Verbreiteter sei in Wittgenstein der Hausnotruf, der von den Pflegediensten und Hilfsorganisationen wie dem Deutschen Roten Kreuz, den Johannitern oder den Maltesern angeboten wird. Gegen eine monatliche Gebühr kann über den Hausnotruf rund um die Uhr per Knopfdruck Hilfe gerufen werden. „Das kann der ambulante Pflegedienst sein, Angehörige oder Nachbarn, die werden dann alarmiert“, erklärt Roessiger. Wenn sich die Person über einen bestimmten Zeitraum nicht meldet, werden die Notfallkontakte ebenfalls informiert. Deswegen müsse man beim Hausnotruf jeden Morgen einen Knopf drücken, der signalisiert, dass alles in Ordnung ist, so die Ärztin.

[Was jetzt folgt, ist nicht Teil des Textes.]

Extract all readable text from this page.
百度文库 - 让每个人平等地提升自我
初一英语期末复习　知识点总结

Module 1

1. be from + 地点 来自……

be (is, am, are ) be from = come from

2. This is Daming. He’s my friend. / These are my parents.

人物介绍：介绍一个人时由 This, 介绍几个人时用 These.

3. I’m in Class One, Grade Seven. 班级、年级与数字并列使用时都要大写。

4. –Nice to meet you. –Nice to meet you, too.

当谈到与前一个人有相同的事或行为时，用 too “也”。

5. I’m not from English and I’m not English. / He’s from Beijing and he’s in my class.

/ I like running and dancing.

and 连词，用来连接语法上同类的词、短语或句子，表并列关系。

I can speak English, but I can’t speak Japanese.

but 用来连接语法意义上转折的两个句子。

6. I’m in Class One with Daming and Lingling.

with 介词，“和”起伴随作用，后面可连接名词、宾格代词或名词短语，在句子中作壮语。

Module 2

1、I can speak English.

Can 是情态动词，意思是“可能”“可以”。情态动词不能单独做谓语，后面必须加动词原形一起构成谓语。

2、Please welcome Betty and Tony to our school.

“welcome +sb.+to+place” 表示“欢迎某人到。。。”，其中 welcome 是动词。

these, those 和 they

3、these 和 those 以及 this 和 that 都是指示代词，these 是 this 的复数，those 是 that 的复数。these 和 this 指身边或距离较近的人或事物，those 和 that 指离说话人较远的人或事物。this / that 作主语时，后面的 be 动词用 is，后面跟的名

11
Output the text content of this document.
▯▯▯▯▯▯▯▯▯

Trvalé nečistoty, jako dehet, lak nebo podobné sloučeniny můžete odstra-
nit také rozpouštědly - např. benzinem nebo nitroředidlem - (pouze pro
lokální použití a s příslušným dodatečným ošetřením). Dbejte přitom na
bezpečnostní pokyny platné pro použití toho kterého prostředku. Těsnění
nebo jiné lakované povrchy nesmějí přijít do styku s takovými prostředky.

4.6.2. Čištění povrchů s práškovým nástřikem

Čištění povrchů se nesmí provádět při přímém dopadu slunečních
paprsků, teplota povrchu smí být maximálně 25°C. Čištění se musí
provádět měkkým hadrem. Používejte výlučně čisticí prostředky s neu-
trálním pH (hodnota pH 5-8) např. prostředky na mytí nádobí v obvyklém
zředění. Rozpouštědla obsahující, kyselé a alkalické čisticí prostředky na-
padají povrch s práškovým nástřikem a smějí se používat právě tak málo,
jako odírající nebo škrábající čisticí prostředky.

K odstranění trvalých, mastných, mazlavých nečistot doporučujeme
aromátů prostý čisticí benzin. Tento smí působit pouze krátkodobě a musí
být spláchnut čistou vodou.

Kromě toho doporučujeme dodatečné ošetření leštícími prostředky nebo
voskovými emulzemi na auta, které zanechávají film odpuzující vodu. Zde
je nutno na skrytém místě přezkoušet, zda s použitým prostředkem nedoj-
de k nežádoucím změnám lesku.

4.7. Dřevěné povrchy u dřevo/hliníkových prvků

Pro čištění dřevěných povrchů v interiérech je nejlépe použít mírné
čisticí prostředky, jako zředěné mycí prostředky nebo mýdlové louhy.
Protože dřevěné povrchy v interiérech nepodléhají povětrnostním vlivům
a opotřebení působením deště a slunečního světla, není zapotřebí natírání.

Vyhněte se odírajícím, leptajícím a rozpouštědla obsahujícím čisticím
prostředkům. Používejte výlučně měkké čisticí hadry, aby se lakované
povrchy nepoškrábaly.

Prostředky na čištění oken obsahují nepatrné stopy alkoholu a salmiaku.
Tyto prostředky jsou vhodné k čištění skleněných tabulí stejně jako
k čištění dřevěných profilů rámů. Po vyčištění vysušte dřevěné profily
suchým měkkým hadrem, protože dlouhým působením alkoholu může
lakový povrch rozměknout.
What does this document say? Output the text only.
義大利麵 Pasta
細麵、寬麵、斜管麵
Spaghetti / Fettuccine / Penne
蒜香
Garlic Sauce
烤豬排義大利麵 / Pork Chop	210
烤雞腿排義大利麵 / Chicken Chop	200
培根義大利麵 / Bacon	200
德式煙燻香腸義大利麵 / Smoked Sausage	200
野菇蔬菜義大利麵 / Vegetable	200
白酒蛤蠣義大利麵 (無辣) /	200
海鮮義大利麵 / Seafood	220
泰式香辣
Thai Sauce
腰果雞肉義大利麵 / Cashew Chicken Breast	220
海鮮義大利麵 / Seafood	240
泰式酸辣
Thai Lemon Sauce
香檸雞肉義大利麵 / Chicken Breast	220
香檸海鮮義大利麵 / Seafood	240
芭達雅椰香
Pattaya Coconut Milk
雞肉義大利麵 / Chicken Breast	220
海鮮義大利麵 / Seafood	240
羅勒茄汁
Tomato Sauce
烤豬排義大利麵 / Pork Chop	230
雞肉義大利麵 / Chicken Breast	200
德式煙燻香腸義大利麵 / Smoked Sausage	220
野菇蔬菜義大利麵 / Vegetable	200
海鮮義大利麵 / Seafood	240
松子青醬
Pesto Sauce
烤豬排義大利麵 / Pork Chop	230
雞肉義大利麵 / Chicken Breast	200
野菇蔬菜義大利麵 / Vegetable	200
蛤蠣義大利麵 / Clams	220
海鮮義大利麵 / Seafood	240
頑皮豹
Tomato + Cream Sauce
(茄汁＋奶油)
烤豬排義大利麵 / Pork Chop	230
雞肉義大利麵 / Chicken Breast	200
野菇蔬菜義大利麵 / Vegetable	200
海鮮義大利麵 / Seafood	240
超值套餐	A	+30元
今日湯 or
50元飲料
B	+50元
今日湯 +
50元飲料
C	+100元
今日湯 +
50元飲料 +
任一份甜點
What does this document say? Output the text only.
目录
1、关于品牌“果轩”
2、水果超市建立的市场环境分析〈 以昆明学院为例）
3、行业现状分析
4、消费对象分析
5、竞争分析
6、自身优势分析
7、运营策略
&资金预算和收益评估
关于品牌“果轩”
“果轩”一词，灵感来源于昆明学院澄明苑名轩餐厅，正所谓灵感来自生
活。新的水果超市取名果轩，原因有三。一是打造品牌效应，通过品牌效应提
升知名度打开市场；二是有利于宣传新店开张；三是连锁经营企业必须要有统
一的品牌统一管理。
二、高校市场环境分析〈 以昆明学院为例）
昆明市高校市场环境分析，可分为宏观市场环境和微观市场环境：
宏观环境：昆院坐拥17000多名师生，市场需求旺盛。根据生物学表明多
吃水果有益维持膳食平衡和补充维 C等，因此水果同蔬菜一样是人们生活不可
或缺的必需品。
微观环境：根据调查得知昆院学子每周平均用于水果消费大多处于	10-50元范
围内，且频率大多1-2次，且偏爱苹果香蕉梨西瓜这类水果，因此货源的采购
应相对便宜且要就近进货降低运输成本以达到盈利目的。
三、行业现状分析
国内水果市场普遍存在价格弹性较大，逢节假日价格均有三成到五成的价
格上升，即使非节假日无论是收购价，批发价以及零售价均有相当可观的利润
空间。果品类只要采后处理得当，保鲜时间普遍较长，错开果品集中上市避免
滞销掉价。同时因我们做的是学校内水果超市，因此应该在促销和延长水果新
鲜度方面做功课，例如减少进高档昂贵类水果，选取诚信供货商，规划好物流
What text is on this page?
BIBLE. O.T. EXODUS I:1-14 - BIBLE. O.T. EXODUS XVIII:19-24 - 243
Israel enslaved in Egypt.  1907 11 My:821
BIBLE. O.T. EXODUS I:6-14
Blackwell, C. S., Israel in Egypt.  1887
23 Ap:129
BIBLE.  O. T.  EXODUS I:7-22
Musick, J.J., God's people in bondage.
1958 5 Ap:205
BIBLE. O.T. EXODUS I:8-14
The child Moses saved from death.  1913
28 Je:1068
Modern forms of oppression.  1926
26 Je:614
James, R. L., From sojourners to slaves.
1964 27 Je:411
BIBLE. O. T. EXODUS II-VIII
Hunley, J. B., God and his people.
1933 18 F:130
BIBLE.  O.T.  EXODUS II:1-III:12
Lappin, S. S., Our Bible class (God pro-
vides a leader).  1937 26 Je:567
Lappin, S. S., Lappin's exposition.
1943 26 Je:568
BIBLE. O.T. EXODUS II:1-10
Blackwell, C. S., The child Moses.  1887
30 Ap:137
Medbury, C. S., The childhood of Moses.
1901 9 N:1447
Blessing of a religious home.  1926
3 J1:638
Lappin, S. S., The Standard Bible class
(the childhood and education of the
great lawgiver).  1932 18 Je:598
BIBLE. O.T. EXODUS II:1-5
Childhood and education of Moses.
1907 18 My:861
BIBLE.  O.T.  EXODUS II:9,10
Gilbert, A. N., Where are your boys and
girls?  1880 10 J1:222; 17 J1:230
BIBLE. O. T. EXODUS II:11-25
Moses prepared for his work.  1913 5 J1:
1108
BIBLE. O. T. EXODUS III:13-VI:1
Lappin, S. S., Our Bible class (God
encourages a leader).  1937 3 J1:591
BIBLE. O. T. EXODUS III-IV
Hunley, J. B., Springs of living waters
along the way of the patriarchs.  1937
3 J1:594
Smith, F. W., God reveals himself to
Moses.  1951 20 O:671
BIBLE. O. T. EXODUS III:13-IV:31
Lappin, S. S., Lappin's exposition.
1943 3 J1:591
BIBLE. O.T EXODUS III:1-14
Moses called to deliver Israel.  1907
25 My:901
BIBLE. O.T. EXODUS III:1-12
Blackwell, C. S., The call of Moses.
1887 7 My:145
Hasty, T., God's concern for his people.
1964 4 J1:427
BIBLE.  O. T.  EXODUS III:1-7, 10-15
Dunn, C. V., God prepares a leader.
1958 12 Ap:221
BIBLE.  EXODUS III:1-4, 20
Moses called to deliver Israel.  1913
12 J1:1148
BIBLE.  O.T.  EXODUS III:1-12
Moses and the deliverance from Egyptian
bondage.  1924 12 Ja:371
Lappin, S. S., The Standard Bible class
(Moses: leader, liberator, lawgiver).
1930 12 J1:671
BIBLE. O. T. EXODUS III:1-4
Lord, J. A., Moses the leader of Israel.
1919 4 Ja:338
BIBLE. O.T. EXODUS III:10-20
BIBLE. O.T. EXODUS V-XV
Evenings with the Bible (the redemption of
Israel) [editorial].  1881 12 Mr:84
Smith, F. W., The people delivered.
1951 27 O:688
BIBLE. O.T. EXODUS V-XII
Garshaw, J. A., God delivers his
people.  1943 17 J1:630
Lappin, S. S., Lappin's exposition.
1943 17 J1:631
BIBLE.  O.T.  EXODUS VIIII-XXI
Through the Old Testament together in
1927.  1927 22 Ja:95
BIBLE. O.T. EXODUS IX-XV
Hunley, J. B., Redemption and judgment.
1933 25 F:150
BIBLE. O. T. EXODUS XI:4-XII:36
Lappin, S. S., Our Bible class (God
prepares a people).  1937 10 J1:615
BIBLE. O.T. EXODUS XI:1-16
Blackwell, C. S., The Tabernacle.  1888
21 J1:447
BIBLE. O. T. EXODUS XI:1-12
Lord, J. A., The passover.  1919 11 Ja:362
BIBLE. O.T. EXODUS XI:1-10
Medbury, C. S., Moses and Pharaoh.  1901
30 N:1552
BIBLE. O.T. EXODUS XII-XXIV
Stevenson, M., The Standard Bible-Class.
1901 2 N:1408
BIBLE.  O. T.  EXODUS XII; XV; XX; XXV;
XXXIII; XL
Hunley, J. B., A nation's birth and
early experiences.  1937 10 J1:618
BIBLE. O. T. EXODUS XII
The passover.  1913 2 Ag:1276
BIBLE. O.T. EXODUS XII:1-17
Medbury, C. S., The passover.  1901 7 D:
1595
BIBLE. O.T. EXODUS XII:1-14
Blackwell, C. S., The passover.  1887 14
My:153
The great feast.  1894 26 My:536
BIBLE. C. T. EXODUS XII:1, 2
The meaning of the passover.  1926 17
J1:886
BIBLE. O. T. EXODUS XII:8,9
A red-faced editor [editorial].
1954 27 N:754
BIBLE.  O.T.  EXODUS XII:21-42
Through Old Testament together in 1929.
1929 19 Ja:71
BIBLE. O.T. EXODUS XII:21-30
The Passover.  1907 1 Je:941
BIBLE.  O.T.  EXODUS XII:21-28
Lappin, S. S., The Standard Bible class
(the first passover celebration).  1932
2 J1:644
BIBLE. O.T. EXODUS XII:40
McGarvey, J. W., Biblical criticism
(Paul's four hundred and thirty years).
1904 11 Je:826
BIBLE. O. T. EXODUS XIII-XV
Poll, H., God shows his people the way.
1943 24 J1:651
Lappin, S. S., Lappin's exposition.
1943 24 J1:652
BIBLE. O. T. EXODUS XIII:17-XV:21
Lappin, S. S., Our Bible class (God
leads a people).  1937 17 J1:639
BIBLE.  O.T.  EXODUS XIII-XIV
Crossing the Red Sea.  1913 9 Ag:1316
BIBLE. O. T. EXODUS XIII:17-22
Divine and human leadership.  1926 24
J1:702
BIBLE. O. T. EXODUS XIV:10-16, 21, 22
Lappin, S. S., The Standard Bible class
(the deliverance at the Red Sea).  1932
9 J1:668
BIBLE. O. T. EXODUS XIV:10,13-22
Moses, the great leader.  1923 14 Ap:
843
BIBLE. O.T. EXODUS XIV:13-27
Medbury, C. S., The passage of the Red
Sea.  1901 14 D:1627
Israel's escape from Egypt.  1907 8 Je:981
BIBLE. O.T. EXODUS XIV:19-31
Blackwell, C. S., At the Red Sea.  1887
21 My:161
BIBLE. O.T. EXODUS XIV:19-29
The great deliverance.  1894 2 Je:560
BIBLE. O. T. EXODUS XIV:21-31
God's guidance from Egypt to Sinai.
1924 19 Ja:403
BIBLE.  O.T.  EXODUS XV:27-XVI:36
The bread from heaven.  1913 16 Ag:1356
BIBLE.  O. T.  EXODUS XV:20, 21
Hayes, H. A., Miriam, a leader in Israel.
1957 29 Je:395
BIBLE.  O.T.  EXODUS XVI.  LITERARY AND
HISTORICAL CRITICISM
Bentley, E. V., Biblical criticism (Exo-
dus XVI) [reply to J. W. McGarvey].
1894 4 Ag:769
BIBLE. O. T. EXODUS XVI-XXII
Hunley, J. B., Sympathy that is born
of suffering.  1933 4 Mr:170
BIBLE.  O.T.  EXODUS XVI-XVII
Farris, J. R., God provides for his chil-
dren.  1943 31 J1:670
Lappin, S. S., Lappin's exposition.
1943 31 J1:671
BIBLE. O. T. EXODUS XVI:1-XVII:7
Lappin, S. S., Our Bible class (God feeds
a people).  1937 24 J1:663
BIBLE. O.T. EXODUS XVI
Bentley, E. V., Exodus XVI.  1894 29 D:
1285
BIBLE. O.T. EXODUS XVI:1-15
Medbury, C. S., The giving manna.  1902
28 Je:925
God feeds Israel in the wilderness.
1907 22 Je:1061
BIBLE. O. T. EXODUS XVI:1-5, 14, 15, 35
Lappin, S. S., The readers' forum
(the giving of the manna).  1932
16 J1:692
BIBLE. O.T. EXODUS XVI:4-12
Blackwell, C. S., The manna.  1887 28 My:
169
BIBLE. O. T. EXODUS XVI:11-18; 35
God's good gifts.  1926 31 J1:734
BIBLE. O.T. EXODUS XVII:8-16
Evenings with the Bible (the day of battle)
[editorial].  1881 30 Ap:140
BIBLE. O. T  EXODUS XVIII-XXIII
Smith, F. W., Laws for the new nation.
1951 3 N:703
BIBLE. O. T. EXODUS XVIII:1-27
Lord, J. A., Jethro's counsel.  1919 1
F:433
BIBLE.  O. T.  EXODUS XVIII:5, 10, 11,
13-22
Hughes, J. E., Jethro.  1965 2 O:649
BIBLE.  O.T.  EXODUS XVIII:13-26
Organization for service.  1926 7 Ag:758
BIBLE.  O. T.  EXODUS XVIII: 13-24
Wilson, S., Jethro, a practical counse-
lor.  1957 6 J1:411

„Die Leitstelle erhält dann einen Sprachanruf, in dem die Koordinaten des Sturzes angegeben werden.“

Jana Göbel
Pressesprecherin des Kreises Siegen-Wittgenstein

Bei der Leitstelle des Kreises Siegen-Wittgenstein sind Notrufe über Smartwatches noch eine Seltenheit. Anders als bei den automatischen Notrufen von Autos, den sogenannten E-Calls, die über einen dafür vorgesehenen Decoder kommen und darüber ausgewertet werden können, gehen die Notrufe von Apple- oder Smartwatches als Anruf über die Handynummer ein, mit der die Uhr verknüpft ist, erklärt die Pressestelle des Kreises. „Die Leitstelle erhält dann einen Sprachanruf, in dem die Koordinaten des Sturzes angegeben werden, die über das sogenannte AML (advanced mobile location) ausgewertet werden“, erklärt Pressesprecherin Jana Göbel. Die genaue Anzahl der Notrufe von Apple- oder Smartwatches könne nicht ohne weiteres ausgewertet werden, heißt es weiter. „Solche Anrufe sind aber relativ selten“, so Göbel.